Statistical Analysis

All values are expressed as the mean ± SD from at least three independent experiments. Statistical significance was evaluated by one-way ANOVA. Differences are considered to be significant at *p < 0.05, **p < 0.01, and ***p < 0.001.

Results

Data Collection for Targets

Flu is a multifaceted disease with many symptoms, including coughing, runny nose, fever, headache, and pneumonia, which are related to host respiratory, nervous, and immune systems. Fifteen targets from the network of IAV–host interactions were selected (Table 1). IAV contains a genome composed of 8 RNA segments encoding the following: surface proteins HA, NA, and M2 ion channel (M2); matrix protein 1 (M1) situated beneath the membrane; three subunits of RdRp known as polymerase basic protein 1 (PB1), polymerase basic protein 2 (PB2) and polymerase acidic protein (PA); nucleocapsid protein (NP) that coats the viral genome; non-structural protein-1 (NS1); and nuclear export protein (NEP/NS2) (Loregian et al., 2014; Brooke, 2017).

TABLE 1

Table 1. The name and classification of flu targets.

In addition to viral factors, the host's cellular machinery is utilized during each step of the IAV infection cycle. Cdc2-like kinase 1 (CLK1), which regulates alternative splicing of the M2 gene, was found to be a vital host factor for flu in previous research conducted by our group. Similarly, CLK4 is another key host CLK family isoform for IAV infection (Zu et al., 2015).

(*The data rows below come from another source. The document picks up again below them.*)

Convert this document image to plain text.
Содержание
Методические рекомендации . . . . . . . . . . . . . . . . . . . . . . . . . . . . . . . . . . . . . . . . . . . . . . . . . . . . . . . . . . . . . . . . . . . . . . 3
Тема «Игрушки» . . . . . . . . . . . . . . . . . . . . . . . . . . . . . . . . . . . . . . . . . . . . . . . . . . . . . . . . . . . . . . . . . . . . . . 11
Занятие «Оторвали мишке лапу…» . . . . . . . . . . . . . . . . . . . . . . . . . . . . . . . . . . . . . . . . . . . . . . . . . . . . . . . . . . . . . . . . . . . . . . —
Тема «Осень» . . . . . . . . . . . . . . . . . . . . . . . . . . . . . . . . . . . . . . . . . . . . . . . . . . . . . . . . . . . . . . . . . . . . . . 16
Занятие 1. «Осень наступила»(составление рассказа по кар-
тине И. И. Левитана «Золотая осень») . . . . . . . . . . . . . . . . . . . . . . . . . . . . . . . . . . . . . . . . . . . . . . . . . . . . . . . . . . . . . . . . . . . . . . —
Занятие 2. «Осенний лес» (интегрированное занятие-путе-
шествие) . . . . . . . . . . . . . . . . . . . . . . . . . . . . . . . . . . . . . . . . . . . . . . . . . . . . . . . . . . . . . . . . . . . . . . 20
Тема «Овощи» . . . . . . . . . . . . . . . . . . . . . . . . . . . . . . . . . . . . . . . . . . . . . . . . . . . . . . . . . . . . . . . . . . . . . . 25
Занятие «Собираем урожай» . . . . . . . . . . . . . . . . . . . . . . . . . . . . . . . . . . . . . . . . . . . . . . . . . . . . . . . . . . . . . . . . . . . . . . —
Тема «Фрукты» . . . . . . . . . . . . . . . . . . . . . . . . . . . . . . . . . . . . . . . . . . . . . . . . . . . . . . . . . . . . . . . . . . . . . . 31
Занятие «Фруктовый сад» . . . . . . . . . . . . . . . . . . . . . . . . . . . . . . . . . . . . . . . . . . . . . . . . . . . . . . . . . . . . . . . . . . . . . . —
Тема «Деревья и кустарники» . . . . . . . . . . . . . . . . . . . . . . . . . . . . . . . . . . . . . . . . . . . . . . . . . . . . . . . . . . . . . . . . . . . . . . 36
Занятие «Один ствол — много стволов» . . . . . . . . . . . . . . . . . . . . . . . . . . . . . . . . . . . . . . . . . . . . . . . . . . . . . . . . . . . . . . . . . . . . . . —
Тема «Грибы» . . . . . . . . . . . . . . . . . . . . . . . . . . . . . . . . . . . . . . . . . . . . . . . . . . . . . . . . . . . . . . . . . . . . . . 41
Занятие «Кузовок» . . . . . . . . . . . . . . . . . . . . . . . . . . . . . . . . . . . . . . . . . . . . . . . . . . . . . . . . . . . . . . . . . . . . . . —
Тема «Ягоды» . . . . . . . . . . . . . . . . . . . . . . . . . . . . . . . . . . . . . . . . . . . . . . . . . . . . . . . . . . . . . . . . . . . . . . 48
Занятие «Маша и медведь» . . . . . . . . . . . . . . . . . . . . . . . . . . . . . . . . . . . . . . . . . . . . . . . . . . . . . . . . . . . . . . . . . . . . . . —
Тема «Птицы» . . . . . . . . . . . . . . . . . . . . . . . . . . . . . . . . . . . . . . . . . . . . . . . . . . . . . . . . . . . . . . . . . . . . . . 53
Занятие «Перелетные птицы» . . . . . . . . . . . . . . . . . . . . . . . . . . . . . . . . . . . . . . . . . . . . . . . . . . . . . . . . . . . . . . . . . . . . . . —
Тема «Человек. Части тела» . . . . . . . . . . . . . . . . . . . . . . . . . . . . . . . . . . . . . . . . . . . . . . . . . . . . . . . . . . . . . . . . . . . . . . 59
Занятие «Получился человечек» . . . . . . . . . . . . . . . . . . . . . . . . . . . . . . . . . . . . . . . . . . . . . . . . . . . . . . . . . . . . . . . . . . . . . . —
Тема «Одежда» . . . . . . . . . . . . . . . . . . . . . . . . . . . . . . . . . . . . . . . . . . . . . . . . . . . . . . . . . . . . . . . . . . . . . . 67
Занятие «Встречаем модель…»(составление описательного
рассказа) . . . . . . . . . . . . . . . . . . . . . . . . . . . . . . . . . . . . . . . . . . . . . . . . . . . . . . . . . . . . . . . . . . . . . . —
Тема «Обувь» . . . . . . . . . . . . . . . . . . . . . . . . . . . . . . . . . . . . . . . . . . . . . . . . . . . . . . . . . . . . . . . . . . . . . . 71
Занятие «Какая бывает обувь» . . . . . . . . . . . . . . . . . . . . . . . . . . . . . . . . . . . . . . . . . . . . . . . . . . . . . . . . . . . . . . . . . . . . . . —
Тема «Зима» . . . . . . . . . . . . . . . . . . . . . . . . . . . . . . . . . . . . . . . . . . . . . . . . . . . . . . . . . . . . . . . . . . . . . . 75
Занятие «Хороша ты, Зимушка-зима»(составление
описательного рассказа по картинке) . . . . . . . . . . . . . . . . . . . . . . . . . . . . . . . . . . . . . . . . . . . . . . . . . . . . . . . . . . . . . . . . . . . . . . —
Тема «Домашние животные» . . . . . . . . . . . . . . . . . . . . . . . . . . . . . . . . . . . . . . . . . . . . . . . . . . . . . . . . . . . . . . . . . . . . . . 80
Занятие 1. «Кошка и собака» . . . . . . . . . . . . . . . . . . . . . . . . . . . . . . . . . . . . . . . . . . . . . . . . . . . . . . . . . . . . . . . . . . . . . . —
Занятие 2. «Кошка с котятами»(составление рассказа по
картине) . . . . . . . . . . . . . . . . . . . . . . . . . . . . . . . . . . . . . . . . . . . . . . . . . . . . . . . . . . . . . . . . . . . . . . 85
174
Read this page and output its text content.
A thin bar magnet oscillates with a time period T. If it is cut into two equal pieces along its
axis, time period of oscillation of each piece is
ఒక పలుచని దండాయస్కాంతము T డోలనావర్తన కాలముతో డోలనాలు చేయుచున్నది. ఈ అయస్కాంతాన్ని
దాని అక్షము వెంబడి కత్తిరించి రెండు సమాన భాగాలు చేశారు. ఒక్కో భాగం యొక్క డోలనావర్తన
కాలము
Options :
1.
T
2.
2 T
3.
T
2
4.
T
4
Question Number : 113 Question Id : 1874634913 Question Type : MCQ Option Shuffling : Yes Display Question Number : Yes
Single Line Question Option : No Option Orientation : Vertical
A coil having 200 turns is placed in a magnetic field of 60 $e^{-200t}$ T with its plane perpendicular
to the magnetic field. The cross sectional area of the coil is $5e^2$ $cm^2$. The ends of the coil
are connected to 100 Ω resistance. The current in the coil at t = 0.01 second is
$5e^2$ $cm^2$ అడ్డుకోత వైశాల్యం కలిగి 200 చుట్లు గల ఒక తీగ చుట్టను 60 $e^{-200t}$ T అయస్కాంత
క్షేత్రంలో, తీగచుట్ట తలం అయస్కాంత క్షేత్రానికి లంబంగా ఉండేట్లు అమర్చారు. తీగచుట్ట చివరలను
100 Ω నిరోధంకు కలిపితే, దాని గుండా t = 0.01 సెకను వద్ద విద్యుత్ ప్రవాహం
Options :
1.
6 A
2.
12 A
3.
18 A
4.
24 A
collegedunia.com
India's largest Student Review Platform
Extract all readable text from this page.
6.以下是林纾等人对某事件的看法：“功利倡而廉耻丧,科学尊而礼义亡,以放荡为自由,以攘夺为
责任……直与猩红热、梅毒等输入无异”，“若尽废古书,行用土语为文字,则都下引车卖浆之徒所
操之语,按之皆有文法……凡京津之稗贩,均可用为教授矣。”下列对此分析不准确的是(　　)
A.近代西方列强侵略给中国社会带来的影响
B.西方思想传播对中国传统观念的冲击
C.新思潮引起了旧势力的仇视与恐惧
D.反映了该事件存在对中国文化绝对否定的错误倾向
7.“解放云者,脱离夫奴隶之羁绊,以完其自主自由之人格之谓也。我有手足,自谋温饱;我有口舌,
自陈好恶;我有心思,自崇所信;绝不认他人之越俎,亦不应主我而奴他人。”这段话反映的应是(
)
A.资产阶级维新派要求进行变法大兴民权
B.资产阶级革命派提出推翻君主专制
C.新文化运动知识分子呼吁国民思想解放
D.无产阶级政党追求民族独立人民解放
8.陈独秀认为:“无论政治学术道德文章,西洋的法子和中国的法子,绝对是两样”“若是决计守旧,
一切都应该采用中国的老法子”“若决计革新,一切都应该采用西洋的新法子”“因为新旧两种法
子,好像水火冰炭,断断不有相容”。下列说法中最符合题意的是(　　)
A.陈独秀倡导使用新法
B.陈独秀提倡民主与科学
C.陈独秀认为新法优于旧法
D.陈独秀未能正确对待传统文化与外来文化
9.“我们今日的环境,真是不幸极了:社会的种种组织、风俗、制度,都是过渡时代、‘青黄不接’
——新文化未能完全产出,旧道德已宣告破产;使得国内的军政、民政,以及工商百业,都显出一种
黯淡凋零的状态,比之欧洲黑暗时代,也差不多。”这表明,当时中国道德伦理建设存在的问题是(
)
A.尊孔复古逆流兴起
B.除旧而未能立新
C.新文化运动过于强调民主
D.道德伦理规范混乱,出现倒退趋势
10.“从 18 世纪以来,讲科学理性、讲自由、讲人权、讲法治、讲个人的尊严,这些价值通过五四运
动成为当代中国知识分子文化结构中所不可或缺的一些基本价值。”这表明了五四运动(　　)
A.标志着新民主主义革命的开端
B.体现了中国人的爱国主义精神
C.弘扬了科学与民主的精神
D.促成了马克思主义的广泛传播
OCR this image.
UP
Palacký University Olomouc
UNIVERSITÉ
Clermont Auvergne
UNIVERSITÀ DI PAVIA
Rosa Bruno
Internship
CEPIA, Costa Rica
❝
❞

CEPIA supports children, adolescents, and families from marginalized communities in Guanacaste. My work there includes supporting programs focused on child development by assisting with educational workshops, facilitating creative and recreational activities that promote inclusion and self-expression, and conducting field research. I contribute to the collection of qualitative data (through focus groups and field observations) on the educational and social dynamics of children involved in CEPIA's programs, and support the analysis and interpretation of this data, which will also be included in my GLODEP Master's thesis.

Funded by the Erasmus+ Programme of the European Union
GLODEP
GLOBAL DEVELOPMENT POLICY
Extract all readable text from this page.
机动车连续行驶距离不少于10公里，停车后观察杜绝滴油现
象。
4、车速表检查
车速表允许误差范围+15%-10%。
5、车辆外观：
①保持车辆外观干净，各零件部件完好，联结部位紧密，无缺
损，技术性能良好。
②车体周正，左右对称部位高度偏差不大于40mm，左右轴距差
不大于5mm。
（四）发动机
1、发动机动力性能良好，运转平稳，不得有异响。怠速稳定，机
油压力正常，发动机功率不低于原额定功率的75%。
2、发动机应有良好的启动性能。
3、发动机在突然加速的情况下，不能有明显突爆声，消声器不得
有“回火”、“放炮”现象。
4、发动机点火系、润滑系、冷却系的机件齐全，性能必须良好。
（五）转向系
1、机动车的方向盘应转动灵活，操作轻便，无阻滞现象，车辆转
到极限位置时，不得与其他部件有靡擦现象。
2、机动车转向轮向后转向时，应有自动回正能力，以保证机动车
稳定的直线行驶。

Moreover, the neuroendocrine immunomodulation (NIM) network plays a critical role in the process of immune and infectious diseases via homeostasis and defense against outside pathogens (Wang et al., 2016). When the host innate and adaptive immune system are induced by an invading virus, a variety of cellular signal pathways are triggered. Earlier findings have indicated that NF-κB and TNF-α pathways can be activated to regulate cytokine and chemokine expression, maintaining host defense responses to the flu virus (Pinto et al., 2011; DeBerge et al., 2014). A phase 2 antiviral agent, ATL101, targets glutamate carboxypeptidase II (GCPII), which belongs to the TNF-α signaling pathway. Glycyrrhizin is a natural product that has entered into phase III clinical trials and acts on corticosteroid 11-beta-dehydrogenase isozyme 1 (HSD11B1) in the IL1 signaling pathway (Southan et al., 2016). The opioid receptor (OPR) is a widely distributed receptor found on neurons, immune cells, and epithelial cells of the oral and respiratory tract. Evidence suggests that the OPR has a functional role in inflammation and respiratory viral disease (Yan et al., 2015). The dopamine receptor (D₂R) and N-methyl-D-aspartate receptor (NMDAR) are localized on CNS neurons and are related to neurological defects caused by IAV, which have been documented on the Thomson Reuters Integrity database.

Data Set Analysis and Model Evaluation

Chemical Space Diversity Analysis of mt-QSAR Models

Generally, the predictive accuracy of mt-QSAR classification models is greatly influenced by the chemical space diversity of datasets. A classification model with a narrow chemical space usually results in its limited application. Based on this consideration, the statistical data was organized into training sets and test sets for each target (Table 2). The Tanimoto similarity index (TSI) can be used for measurements of chemical spatial regions; the smaller the TSI value, the greater the diversity of a dataset. Based on results, the TSI value ranges from 0.084 to 0.117, which indicates that data sets are sufficiently diverse.

TABLE 2

Table 2. The detailed statistical description of data sets for flu targets.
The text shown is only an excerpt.